Grofty is designed so users remain responsible for their wallet credentials. Your private keys and recovery phrase never leave your device. Grofty cannot recover a lost recovery phrase.
✅ DO:
- Store your recovery phrase offline — written on paper in a secure location
- Never share your private keys or recovery phrase with anyone
- Verify Party IDs before sending assets
- Confirm transaction previews before signing
- Use the latest extension version
- Use a strong, unique PIN
❌ DON'T:
- Share your recovery phrase with anyone — not even Grofty support
- Store your recovery phrase in email, cloud storage, or screenshots
- Enter your phrase on any site other than the official Grofty extension
- Send before verifying the full receiver Party ID
Before signing, always review every field in the transaction preview.
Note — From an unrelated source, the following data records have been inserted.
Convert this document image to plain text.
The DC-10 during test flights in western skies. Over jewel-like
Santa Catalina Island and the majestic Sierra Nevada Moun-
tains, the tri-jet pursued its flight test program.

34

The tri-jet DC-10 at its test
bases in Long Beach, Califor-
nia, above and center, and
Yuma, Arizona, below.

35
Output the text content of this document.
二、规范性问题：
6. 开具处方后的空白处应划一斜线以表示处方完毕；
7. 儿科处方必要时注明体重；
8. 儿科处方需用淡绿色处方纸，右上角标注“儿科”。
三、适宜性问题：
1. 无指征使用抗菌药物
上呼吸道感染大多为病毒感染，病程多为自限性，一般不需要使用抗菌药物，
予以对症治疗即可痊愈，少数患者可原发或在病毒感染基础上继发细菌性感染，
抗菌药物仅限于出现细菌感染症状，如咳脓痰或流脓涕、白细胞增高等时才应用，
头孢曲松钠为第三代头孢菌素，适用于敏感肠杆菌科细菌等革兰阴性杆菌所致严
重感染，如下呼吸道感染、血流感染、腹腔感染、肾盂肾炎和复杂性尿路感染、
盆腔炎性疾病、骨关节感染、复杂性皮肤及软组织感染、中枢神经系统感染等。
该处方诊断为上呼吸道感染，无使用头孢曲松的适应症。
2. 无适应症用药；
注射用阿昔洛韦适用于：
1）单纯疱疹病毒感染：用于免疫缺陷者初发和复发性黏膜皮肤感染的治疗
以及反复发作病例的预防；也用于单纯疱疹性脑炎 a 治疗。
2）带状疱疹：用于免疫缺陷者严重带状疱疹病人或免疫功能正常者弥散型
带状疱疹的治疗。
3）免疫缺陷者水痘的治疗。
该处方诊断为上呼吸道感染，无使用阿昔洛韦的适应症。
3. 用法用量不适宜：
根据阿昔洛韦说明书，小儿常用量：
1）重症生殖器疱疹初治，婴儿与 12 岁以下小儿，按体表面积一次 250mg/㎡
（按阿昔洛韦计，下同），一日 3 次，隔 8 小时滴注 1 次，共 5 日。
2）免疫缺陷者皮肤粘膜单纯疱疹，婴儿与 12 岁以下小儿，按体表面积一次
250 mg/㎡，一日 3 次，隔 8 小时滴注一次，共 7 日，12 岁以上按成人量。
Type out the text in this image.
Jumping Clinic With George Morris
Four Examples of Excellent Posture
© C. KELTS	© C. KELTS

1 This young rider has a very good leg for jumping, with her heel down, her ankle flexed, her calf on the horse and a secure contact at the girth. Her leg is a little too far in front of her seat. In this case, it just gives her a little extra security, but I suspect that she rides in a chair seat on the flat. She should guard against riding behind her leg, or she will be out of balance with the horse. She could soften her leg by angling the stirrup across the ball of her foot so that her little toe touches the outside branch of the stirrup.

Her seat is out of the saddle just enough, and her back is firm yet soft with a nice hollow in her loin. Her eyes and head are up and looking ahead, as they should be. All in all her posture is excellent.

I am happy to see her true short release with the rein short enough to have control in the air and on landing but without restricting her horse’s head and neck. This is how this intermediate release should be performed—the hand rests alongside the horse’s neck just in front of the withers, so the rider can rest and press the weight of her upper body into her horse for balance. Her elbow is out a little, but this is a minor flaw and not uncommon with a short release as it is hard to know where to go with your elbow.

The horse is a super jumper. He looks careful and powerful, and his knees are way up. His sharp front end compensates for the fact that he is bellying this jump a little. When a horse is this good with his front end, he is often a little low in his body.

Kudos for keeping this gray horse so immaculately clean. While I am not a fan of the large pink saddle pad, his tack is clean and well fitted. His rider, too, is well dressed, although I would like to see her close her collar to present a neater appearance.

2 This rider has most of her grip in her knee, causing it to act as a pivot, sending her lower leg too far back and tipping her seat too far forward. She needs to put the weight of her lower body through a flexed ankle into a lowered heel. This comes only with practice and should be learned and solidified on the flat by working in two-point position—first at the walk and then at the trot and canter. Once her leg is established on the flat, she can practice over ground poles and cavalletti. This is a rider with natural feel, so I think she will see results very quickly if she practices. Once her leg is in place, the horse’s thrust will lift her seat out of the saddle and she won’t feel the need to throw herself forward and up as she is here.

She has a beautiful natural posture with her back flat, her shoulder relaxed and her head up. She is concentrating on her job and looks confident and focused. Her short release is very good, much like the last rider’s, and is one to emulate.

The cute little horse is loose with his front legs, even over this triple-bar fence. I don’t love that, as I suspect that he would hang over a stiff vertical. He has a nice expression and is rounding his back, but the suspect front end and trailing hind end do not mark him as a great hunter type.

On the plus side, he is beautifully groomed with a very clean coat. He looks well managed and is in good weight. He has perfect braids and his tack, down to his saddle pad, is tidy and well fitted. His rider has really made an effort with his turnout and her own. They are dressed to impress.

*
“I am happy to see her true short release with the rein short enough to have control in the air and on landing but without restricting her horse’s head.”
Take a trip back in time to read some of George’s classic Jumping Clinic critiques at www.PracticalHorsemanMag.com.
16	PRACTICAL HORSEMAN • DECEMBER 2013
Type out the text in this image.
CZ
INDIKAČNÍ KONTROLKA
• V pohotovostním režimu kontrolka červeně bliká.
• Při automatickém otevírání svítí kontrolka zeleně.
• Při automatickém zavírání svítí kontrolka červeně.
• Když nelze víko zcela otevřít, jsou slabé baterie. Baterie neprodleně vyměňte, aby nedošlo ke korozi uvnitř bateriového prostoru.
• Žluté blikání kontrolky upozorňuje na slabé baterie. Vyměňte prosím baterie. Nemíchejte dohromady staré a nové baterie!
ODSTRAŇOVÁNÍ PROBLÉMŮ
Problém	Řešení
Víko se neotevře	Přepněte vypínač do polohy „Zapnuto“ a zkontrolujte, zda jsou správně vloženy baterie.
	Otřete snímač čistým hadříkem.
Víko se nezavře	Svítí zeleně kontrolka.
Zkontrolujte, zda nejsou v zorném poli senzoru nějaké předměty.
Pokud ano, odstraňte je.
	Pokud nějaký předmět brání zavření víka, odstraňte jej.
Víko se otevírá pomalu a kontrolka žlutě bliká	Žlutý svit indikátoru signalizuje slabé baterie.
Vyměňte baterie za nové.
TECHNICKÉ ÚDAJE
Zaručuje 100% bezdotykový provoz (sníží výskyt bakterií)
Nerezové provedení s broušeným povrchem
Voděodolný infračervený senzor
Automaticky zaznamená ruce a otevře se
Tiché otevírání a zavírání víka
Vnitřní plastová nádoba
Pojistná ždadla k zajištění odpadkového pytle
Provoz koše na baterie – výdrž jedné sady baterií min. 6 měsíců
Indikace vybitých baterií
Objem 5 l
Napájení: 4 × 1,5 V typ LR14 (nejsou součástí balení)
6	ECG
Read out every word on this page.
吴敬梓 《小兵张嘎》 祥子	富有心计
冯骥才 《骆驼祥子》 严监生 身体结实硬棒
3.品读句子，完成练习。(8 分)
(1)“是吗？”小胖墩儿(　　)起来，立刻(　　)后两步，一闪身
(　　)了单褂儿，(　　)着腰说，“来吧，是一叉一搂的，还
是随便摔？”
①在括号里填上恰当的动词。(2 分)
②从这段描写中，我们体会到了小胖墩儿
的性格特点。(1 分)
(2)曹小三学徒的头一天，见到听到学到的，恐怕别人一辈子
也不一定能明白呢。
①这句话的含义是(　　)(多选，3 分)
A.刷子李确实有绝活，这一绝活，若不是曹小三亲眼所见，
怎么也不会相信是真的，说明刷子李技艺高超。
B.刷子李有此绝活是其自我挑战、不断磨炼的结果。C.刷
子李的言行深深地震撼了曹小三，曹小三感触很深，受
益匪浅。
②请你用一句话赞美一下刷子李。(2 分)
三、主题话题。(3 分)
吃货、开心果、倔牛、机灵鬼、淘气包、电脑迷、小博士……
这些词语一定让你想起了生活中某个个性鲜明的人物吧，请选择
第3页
Grofty displays all relevant details before you sign.
Check before signing:
- Recipient Party ID — confirm the full string matches
- Token symbol — CC or USDCx
- Gross amount entered
- Receiver amount (after fee)
- Fee amount
- Memo or description
- Transaction type (transfer / swap / bridge)
Canton transactions are irreversible once submitted.
Take time to review all fields before clicking confirm. There is no undo on Canton.
Your recovery phrase is encrypted using industry-standard cryptography and stored only on your device:
- Argon2id — memory-hard key derivation from your PIN, resists brute-force
- AES-256-GCM — authenticated encryption with unique random IV per session
- Ed25519 signatures — all Canton transactions are signed locally
- Local storage only — recovery phrase and private keys never transmitted
Grofty uses Canton-aware backend logic for transaction preparation and execution. This includes handling:
- Canton Party ID verification
- Transfer preapproval checks before sending
- CC and USDCx asset state validation
- Bridge and swap transaction flow construction
- Fee-aware normal CC transfer handling via DAML
Key Point
Your private key exists in memory for milliseconds only during local signing — then is cleared immediately. The backend never receives your private key.